While the federal government goes into the second straight week of shutdown, a larger crisis over the debt limit debate looms.
If you’re not a political junkie, you may be wondering why Republicans and Democrats can’t sit down and work the government shutdown out. The problem is both parties are operating with completely different narratives in mind; it’s like they’re in different orbits.
Defunding Obamacare is a nonstarter and most Republicans know this. The real test for Obamacare comes a couple years out: Do the published health exchange rates hold, or do we go into a death spiral with higher premiums because of what’s called adverse selection?
Adverse selection means, in this case, a situation where only the really sick buy insurance — and the healthy don’t buy into the system. If that were to happen, the actuarial math would not support the premium structure and it will fall apart.
The amount of money we pay for health care, both public and private money, is extraordinary. We spend double the next closest country (France) on health care. Yet our life expectancy is the shortest of any other developed country. And our infant mortality rate is much higher too, according to what I saw in The Financial Times of London.
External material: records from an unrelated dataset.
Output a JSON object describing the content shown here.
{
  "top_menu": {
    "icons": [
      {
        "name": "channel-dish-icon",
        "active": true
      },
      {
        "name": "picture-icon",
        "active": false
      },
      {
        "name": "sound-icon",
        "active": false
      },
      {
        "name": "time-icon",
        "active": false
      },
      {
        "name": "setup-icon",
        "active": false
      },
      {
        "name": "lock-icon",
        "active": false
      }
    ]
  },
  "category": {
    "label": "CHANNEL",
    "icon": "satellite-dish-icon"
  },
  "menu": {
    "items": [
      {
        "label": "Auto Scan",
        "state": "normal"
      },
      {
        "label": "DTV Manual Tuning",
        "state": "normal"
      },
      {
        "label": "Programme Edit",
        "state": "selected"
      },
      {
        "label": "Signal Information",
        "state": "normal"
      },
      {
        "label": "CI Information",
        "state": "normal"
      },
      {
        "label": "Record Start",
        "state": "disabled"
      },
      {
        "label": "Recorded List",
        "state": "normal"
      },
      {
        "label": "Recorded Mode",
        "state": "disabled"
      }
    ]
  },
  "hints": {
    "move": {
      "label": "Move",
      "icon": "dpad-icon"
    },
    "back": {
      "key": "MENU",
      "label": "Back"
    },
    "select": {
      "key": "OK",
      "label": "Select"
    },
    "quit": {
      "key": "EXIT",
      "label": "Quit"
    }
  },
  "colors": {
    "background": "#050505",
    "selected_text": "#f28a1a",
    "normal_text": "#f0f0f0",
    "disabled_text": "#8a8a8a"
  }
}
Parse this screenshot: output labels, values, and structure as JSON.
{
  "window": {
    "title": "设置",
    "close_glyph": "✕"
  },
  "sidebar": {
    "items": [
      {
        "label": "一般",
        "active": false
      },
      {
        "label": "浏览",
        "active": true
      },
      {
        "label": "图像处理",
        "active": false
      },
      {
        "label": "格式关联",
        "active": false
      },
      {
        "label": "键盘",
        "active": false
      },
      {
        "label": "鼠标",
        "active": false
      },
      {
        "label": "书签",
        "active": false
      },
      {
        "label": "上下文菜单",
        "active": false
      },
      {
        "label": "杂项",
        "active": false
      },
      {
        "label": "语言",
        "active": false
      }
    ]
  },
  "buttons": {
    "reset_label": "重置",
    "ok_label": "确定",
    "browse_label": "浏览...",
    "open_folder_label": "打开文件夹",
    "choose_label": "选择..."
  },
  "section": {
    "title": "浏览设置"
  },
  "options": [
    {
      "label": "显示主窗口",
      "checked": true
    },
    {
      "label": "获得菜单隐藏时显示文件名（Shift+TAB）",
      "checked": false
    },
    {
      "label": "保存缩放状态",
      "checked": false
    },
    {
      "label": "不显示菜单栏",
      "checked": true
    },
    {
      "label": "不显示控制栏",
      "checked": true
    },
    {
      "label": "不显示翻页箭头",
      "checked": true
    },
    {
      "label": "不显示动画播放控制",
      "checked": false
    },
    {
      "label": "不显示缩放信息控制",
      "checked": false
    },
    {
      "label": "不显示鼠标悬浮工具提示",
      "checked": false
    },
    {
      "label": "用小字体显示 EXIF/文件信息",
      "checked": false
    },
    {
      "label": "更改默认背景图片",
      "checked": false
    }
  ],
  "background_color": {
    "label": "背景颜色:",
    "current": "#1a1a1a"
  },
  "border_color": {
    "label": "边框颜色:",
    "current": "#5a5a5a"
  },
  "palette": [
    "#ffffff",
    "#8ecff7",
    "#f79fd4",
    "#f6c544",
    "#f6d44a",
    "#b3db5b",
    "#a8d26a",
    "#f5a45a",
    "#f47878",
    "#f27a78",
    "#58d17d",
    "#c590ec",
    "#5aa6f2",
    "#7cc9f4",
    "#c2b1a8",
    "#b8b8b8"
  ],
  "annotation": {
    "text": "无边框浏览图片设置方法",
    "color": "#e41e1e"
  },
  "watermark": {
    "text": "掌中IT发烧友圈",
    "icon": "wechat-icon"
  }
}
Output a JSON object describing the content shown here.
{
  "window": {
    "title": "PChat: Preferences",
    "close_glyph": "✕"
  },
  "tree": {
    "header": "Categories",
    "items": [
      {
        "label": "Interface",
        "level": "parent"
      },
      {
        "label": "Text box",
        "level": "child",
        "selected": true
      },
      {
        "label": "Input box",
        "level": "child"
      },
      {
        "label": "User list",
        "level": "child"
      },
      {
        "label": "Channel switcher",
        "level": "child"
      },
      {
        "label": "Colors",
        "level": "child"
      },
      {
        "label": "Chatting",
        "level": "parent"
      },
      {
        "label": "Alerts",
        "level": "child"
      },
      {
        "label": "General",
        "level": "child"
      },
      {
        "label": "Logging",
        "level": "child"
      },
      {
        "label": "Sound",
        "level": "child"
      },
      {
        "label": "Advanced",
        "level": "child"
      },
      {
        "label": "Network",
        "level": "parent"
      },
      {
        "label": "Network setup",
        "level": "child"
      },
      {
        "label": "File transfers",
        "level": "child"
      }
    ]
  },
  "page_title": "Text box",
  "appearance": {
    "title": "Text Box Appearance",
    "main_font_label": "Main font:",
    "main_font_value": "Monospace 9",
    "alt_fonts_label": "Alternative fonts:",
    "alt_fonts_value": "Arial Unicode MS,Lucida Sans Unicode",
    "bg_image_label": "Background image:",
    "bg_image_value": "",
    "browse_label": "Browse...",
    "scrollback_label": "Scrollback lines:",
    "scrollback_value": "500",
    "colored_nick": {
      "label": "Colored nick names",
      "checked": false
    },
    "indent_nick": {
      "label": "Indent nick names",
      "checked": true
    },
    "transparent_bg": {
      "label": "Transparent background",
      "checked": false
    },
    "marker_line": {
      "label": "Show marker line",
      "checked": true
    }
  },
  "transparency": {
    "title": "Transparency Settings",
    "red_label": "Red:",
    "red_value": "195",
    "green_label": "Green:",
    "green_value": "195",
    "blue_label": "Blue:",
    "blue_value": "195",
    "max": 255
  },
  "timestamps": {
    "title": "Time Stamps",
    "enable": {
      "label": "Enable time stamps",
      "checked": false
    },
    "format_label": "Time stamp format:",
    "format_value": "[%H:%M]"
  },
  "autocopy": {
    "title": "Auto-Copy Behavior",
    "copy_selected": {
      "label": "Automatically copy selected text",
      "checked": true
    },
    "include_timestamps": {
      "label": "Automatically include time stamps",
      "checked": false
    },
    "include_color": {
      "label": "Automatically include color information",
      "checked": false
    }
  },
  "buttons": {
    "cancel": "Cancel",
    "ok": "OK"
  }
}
Still, the sound and fury about Obamacare ignores the most important issue facing us right now: The long-term debt obligations of the United States that are unsustainable.
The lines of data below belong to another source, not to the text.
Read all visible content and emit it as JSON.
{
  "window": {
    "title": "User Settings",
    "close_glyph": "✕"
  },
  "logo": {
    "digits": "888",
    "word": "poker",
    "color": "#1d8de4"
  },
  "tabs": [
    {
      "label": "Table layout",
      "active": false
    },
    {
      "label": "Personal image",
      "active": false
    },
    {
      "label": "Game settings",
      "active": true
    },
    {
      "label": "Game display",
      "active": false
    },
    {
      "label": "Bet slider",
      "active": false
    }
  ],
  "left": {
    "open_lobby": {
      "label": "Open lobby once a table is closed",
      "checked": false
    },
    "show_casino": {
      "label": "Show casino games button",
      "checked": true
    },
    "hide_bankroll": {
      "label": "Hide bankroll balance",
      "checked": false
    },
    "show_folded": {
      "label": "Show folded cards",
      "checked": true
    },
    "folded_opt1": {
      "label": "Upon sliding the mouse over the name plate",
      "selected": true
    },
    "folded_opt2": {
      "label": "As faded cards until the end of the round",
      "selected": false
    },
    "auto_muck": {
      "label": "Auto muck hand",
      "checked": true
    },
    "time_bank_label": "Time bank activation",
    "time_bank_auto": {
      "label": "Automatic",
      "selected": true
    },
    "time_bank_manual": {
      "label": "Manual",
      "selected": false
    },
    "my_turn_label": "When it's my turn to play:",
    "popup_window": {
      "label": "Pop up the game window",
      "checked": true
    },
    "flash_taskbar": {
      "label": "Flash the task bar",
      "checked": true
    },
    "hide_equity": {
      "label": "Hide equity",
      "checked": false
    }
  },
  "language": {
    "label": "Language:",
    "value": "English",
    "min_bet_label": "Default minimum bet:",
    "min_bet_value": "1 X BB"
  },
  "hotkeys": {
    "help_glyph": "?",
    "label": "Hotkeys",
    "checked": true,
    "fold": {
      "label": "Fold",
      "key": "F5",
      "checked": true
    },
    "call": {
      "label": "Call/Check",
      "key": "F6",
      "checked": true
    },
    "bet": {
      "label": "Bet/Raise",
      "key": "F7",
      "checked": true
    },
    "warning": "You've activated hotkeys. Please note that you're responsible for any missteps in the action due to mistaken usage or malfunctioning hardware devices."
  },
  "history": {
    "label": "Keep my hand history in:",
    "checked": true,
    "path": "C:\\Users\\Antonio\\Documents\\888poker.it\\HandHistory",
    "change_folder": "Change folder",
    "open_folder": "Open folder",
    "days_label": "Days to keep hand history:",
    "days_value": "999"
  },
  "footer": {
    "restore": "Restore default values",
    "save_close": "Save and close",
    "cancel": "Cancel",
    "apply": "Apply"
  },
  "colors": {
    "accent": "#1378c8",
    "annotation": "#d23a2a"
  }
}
I told you recently about the problems that come from having a rapidly aging population with fewer workers to support the social promises we’ve made.
Over the next few decades, we’re going from an active to retired worker ratio of 5:1 to 2.5:1. Those 2.5 workers cannot possibly create enough economic output to cover the promises of health care and for Social Security, which is a smaller problem in comparison.
Meanwhile, it would be just plain dumb to default on our nation’s debt, no matter your political persuasion. That’s because we are the world’s reserve currency. People put money in the U.S. dollar when things are rough overseas. Failing to make payments on our treasury notes, for example, would tear at the future of our country. And dare I say, it would lower our living standards.
That’s because today we get a subsidy from the rest of the world. Our interest rates are lower than they would otherwise be because foreigners want our debt so badly as a safe zone. If they know we’re not going to be paying our debt, they won’t keep putting money in the U.S. dollar, and our interest rates will rise. Then we will all suffer.
Of course, it’s no surprise the 535 members of the House and Senate don’t understand this. They are not economists or financiers. So how could they know?
So I say keep the government shutdown as a political theater move if you want. But the debt limit is not the place to do Custer’s Last Stand. That’s playing with fire.
The reality is we have to attack the promises we’ve made and how we will pay for them. We have to break the social contract and change how we provide for an aging population when we have far fewer workers in the future. Just know that all of what I’m saying has no effect if you receive Medicare or Medicaid today; nothing changes for you. What I’m talking about is a bigger problem that has to be addressed going forward.